PERRY COUNTY, AL (WBRC) - Alabama's contribution to America's civil rights movement was highlighted in the movie Selma.
But there was one important moment not seen in the movie or very well-known outside of Perry County that got more recognition Monday. That change is coming thanks to historical markers unveiled.
Congresswoman Terri Sewell, National Parks Service Director Jonathan Jarvis and others unveiled a historic marker outside Zion United Methodist Church in the town of Marion.
Marion was formally added to the Selma to Montgomery National Historic Trail Monday. Signs on the street also pay tribute to that recognition.
"Well today we get the story correct. Today, we add Marion to the historic Selma to Montgomery trail. I think it's really important that the world knows the importance of the city Marion, Perry County to the story of voting rights," Congresswoman Terri Sewell.

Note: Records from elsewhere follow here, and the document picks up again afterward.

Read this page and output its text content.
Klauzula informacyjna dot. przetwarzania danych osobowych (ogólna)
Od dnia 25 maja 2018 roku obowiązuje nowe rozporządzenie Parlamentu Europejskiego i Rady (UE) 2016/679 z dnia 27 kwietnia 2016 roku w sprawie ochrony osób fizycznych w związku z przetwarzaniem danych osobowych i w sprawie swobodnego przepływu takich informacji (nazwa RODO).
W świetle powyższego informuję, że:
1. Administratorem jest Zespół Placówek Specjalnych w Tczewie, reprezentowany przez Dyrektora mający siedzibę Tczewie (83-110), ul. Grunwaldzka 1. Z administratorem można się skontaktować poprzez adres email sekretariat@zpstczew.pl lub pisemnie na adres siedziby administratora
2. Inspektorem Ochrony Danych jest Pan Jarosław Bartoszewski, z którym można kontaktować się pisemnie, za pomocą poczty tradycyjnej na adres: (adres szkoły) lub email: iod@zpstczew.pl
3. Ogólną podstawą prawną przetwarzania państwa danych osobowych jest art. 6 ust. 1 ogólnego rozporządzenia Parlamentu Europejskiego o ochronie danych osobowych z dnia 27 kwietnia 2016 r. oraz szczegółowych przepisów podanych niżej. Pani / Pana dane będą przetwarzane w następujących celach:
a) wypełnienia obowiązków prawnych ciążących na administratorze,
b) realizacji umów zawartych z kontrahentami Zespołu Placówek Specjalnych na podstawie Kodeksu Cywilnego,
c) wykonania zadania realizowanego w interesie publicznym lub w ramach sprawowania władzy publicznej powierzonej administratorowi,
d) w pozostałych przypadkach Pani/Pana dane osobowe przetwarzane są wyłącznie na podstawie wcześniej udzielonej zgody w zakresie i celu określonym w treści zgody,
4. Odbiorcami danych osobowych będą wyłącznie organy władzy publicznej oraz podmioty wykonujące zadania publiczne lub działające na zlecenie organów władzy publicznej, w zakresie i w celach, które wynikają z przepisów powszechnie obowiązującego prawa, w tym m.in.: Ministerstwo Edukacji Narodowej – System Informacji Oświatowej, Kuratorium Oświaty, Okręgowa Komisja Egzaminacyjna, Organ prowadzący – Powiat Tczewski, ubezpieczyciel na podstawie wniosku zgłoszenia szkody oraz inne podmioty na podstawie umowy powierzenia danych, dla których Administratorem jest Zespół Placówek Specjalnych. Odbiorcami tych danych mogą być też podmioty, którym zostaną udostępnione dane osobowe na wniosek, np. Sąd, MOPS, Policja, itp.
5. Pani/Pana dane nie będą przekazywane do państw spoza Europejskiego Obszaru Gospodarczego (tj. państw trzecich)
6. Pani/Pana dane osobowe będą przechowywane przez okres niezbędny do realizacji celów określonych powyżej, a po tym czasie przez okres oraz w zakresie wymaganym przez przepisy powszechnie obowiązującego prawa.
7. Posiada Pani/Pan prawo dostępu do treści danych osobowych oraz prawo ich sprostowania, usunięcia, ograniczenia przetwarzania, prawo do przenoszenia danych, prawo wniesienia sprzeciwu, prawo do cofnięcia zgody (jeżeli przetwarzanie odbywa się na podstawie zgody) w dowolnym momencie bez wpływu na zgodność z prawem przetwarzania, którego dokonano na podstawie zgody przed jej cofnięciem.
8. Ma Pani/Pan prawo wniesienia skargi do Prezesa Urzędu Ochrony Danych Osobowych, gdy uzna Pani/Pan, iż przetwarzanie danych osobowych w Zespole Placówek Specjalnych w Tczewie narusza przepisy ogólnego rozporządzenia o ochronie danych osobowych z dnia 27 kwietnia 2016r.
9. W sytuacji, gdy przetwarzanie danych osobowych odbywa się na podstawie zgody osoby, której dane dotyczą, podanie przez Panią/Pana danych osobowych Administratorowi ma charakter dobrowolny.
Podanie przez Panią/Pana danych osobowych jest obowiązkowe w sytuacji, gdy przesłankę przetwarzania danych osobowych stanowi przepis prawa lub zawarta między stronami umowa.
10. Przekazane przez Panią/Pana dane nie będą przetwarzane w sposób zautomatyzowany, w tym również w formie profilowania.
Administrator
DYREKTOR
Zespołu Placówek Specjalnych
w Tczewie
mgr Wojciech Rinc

The death of Jimmie Lee Jackson at the hands of an Alabama state trooper in February of 1965 during a civil rights protest sparked protesters to later march across Selma's Edmond Pettus Bridge. Troopers also attacked those protestors. It's seen as a key civil rights moment that led to the passage of the Voting Rights Act.
Ira Fairley, a distant cousin of Jackson, described her family's feelings about new historic markers.
"And when they did the movie, we didn't hear anything about Marion, Alabama. So I'm just trying to get to the history, do I can teach my grandkids and relatives all about the struggle here in Marion," Fairley said.
From here on, Marion gets a bigger role in Alabama's and America's history.